What has been noted by a number of industry analysts and observers is that the solid waste industry probably needs to do a better job of touting and elucidating its ESG credentials (particularly the E) and developing and promoting more accurate data—particularly with regard to landfills and their environmental benefits, which many players feel are underappreciated. Another opportunity is per- and polyfluoroalkyl substances (PFAS). Obviously, increased regulation of PFAS is likely to come with greater cost to the solid waste companies, given the prevalence of PFAS in the landfills (given their ubiquitous nature—not the fault of the solid waste companies) and therefore often in leachate. That said, as there is yet no proven, economically viable destruction technology for PFAS, and as incineration is increasingly viewed as potentially problematic for PFAS waste, landfills can be part of the solution, through their apparent ability to sequester (contain) PFAS. WM appears to have taken the leadership position on promoting the company’s ESG credentials, as it has recently released a detailed presentation specifically on its ESG activities, geared to proactively providing current and potential investors more information on its sustainability goals and strategy.
The Biden Administration and Climate Change
Prior to the election, when there was a great deal of speculation with regard to the possibility of a “Blue Wave”, the main discussion around a Biden administration and the ramifications for the solid waste industry revolved mainly around the likelihood of higher taxes, their impact on the companies’ financials and free cash flow and the resulting potential effect on mergers and acquisitions (M&A).
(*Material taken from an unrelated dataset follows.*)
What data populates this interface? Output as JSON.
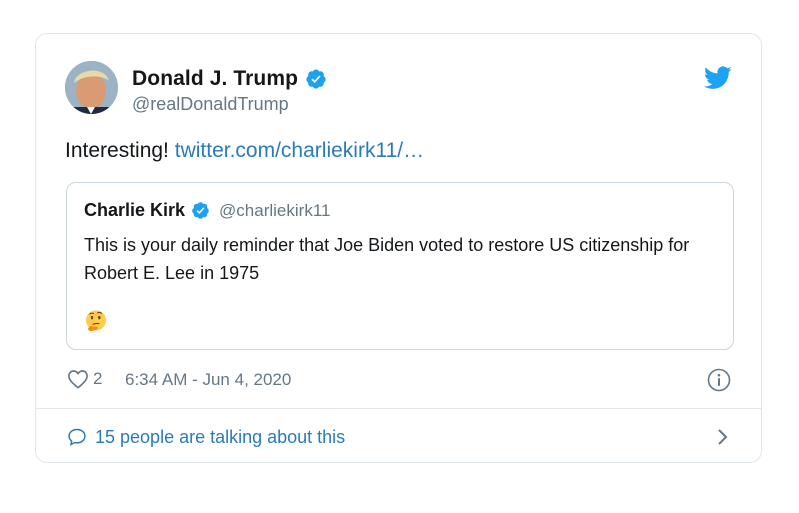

Post the election (though control of the Senate still rests on the runoff elections for the two Georgia seats), and given that a Blue Wave did not materialize, there appears to be more focus on what a Biden administration could do through executive action versus through sweeping legislation or major tax law changes. It is apparent that President-Elect Biden is very focused on climate change, just based on some of his early appointments — John Kerry as special presidential envoy for climate, heading up the national security, international and diplomatic efforts, while Gina McCarthy will head up a new White House office of domestic climate policy. This is in addition to the promise to rejoin the Paris Climate Accord on Day 1. An obvious priority is to reverse or undo the Trump administration’s rollbacks of some of former President Obama’s signature environmental policies, like the Clean Power Plan, stricter methane regulations and more aggressive automobile fuel economy standards. Already, there has been talk of at least 10 executive orders from the Biden administration that could begin to address climate change without depending on the passage of his net-zero emissions by 2050 climate plan by a still highly partisan and divided Congress. All that said, an energy-infrastructure bill incorporating some climate change initiatives could garner more bipartisan support.